Overview

a Workbench Project is a specially formatted and managed git repository that includes everything you need to do your work, such as code, data, models, environment configuration, metadata, and work history. It is packaged and represented in a way enables automation of tedious technical tasks while making it easy to share and move between compute resources.

AI Workbench leverages and automates common tools like git, docker, and podman, so you can focus on your work rather than wrangling multiple CLIs. This also means that most things in AI Workbench are files, which makes it easy to manipulate, move, export, or backup your work. Plus, there’s no lock-in, so you can easily move your projects out of AI Workbench if needed.

AI Workbench software runs on your local machine, while projects are run in containers. This means that you can easily switch between different projects and environments without worrying about conflicts or dependencies.

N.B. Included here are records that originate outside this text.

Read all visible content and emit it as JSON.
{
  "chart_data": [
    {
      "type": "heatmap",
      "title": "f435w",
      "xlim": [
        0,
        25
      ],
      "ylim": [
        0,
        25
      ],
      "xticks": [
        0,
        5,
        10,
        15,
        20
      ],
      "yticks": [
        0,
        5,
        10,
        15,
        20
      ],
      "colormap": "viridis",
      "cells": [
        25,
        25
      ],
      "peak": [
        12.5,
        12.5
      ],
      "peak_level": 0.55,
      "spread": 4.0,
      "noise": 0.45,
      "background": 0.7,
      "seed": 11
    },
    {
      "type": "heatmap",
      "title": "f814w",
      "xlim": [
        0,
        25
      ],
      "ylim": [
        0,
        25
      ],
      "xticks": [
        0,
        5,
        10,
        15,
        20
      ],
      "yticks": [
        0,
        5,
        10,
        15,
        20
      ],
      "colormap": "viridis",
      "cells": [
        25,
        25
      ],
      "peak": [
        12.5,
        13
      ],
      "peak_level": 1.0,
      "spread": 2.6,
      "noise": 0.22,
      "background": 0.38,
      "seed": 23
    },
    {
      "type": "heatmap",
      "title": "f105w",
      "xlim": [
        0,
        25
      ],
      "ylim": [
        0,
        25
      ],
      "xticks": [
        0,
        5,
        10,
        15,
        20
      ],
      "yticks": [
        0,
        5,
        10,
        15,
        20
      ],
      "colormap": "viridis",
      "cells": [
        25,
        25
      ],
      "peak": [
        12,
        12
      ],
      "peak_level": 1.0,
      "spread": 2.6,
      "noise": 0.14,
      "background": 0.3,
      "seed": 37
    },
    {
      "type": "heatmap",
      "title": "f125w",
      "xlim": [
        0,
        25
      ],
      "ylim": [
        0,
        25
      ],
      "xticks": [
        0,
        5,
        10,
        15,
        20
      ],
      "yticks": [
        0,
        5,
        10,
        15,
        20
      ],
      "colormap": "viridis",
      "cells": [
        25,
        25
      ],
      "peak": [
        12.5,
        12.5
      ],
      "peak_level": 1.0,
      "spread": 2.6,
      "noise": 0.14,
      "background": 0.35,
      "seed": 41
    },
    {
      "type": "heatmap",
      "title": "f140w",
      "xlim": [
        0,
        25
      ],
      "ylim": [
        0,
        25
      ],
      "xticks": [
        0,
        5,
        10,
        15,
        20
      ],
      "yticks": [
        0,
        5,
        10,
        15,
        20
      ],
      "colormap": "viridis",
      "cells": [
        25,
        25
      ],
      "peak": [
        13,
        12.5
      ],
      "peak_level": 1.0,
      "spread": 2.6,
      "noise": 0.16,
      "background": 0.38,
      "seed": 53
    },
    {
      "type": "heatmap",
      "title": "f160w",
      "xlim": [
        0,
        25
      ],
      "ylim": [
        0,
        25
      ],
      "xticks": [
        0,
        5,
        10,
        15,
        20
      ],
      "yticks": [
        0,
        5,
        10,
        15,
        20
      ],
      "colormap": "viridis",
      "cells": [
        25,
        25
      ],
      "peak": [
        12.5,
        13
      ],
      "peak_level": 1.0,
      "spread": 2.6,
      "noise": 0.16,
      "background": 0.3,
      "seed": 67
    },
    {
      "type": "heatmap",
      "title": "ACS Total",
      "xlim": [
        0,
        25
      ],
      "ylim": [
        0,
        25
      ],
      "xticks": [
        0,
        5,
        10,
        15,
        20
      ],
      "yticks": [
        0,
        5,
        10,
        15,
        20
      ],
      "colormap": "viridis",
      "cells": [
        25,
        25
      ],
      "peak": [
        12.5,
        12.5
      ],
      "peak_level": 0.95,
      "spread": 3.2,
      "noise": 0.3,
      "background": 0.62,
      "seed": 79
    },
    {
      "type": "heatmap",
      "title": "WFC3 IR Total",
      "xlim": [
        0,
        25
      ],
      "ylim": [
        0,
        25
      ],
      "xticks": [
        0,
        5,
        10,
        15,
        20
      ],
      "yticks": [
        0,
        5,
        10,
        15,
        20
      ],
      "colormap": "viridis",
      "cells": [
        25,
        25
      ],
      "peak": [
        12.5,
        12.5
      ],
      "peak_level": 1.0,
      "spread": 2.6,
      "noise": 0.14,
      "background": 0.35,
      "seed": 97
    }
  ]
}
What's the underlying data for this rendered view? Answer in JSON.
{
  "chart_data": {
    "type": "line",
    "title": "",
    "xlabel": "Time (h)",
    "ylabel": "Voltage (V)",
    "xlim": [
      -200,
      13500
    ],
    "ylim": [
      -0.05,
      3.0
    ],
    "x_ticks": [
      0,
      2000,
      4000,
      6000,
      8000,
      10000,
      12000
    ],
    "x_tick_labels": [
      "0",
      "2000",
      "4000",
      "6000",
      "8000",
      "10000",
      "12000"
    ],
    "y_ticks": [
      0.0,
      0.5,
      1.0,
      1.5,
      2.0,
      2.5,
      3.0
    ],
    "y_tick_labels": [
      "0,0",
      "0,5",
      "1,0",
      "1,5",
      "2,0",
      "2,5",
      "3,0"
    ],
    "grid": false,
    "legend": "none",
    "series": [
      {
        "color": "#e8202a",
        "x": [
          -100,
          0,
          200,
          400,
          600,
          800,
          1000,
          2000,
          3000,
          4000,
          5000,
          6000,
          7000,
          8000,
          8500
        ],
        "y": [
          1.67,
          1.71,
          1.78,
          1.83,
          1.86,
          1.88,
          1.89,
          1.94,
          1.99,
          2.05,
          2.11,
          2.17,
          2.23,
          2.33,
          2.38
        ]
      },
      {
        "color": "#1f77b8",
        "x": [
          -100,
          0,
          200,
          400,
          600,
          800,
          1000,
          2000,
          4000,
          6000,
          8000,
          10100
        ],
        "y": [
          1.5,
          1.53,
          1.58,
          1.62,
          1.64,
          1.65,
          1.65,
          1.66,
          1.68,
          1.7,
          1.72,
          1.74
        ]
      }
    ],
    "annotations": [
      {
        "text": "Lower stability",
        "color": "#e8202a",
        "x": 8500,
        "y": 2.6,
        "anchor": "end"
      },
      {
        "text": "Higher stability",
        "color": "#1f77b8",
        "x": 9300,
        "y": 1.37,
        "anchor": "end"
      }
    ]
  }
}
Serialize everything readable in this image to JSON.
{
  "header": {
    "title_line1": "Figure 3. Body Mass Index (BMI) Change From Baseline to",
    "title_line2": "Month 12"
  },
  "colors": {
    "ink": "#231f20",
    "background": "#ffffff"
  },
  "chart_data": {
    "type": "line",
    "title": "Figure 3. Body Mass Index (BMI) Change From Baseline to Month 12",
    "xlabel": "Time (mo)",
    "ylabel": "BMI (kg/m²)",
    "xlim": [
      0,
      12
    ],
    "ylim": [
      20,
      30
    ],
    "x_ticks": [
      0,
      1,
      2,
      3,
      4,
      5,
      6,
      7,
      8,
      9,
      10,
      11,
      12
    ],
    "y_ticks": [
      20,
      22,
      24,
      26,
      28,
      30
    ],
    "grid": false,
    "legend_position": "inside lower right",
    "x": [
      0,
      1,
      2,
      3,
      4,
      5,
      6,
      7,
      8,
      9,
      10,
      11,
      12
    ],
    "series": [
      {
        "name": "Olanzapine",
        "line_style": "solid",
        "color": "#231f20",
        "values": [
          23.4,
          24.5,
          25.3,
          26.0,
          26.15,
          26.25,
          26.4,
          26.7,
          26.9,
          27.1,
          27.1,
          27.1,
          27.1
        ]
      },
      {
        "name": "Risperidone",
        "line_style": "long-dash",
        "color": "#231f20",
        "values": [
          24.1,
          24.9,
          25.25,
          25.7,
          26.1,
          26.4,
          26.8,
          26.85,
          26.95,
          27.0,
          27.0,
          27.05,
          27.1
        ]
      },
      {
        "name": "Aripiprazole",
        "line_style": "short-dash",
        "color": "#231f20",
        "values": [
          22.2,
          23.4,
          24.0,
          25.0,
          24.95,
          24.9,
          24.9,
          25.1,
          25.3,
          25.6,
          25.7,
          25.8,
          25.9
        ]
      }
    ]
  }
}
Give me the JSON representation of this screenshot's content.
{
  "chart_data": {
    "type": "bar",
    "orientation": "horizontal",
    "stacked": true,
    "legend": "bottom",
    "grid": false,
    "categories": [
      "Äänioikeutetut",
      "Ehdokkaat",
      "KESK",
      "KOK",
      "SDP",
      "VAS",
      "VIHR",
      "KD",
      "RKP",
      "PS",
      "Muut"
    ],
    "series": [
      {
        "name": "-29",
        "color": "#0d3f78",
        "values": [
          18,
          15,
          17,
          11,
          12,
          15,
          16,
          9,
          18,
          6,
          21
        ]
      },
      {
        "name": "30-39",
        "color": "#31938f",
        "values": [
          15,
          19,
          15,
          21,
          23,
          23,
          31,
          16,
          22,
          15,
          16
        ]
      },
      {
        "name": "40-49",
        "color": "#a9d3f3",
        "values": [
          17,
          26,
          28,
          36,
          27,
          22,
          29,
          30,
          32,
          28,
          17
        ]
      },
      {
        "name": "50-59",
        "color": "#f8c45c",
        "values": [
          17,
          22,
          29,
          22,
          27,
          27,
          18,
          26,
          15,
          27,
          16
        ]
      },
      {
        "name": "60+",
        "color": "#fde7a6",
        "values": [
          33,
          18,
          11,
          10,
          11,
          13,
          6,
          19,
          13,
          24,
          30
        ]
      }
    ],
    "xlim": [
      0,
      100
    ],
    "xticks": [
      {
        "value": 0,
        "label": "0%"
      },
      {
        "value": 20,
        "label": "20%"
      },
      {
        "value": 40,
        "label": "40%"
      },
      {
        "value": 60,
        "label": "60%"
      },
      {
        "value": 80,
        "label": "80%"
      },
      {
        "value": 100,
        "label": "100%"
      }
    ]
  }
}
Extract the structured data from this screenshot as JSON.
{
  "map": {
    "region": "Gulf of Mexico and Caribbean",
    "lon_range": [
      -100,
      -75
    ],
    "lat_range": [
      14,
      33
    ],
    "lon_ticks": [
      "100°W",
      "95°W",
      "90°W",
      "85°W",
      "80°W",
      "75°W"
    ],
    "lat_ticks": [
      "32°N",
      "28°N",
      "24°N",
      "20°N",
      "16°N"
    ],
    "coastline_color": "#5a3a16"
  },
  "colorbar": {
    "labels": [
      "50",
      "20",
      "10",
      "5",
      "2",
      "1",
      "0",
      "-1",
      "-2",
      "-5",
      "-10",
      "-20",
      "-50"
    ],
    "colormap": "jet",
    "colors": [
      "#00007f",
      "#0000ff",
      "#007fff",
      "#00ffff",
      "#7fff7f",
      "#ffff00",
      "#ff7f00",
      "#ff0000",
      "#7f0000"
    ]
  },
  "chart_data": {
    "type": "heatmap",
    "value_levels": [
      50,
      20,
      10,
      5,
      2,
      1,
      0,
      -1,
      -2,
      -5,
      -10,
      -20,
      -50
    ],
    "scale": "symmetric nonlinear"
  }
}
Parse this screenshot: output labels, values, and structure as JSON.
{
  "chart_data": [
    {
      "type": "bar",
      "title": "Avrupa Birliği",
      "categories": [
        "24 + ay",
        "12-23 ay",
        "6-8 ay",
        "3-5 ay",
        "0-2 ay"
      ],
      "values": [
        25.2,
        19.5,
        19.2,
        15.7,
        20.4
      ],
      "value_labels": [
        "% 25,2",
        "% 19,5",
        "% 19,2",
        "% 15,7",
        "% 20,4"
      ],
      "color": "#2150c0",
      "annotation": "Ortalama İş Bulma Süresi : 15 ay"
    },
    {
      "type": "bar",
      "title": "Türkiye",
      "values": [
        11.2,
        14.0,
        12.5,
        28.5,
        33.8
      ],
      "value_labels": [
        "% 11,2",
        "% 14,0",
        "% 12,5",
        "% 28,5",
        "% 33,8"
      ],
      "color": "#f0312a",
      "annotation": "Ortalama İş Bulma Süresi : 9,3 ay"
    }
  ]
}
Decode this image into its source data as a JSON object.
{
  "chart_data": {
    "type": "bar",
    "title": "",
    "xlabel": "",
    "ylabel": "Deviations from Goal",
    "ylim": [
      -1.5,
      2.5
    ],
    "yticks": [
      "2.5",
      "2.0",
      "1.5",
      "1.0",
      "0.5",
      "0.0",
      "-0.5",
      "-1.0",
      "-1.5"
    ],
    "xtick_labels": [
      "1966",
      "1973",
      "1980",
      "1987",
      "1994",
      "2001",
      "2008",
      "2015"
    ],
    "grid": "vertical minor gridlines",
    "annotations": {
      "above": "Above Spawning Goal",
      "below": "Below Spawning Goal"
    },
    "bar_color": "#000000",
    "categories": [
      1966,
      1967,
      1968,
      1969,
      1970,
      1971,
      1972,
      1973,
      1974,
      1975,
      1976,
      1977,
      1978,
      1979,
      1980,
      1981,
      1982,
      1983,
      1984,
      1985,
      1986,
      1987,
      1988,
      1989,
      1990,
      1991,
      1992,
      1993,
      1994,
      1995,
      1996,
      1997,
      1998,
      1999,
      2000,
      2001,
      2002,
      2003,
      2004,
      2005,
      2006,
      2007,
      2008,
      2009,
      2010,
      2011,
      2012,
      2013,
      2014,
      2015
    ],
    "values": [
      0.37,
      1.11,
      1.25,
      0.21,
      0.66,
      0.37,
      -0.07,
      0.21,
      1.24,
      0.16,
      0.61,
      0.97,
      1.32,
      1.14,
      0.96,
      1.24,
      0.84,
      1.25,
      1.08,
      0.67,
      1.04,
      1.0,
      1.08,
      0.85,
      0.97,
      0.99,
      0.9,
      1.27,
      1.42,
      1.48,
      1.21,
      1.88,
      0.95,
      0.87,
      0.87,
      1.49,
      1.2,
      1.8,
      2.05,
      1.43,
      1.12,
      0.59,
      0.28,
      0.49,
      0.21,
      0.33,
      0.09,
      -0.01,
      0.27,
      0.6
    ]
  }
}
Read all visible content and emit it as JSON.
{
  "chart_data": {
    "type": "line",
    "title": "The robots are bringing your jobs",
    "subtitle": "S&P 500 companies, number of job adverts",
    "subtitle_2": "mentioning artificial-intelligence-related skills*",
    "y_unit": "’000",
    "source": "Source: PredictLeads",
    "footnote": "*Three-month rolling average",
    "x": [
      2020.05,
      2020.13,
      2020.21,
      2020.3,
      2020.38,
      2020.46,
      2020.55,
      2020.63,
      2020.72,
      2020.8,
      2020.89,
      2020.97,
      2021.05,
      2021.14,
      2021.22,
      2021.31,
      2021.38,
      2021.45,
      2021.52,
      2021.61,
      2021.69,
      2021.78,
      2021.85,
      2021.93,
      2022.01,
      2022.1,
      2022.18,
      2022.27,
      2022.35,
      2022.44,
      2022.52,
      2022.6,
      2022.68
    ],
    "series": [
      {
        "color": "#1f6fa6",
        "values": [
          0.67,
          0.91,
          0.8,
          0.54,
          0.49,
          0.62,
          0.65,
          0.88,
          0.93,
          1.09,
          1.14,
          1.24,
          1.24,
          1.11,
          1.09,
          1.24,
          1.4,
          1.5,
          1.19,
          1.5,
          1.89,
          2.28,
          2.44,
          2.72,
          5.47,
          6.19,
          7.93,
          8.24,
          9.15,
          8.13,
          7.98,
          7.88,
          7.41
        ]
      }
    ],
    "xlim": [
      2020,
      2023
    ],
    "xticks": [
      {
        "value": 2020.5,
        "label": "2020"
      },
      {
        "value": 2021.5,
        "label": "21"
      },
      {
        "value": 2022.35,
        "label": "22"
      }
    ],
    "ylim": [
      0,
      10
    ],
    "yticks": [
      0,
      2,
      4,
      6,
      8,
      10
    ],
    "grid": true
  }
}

Because of how Projects are represented, if there’s something you can’t do in AI Workbench, chances are you can do it manually and then come back to AI Workbench. This flexibility allows you to work the way you want, without being limited by the tool.

  • .project/spec.yaml - The Project specification file that contains most of the metadata defining the project.

  • .project/configpacks - A file that tracks when configpacks that should be executed only once on a repository are run. This is why it is committed to the project.

  • code/ - The default spot for your code to go, tracked by Git.

  • data/ - The default spot for your data to go, tracked by Git LFS.

  • data/scratch - The default spot for intermediate data products to go, ignored by Git. This means files written here will not be versioned or synced.

  • models/ - The default spot for your models to go, tracked by Git LFS

  • .gitignore - The .gitignore file that you can use to control what gets committed. File defaults to a reasonable file targeting python development.

  • README.md - The project’s README file, written in markdown

  • apt.txt - A text file you can use to add apt packages to your project. Add 1 package per line.

  • preBuild.bash - A bash script that will be run prior to installing packages. The script will run as the container user and you will have passwordless sudo available in the script.

  • postBuild.bash - A bash script that will be run after installing packages. The script will run as the container user and you will have passwordless sudo available in the script.

  • requirements.txt - The standard requirements.txt file used to install packages via the pip package manager

  • variables.env - A .env file containing non-sensitive environment variables to be set in the project at runtime. These are not built into the image.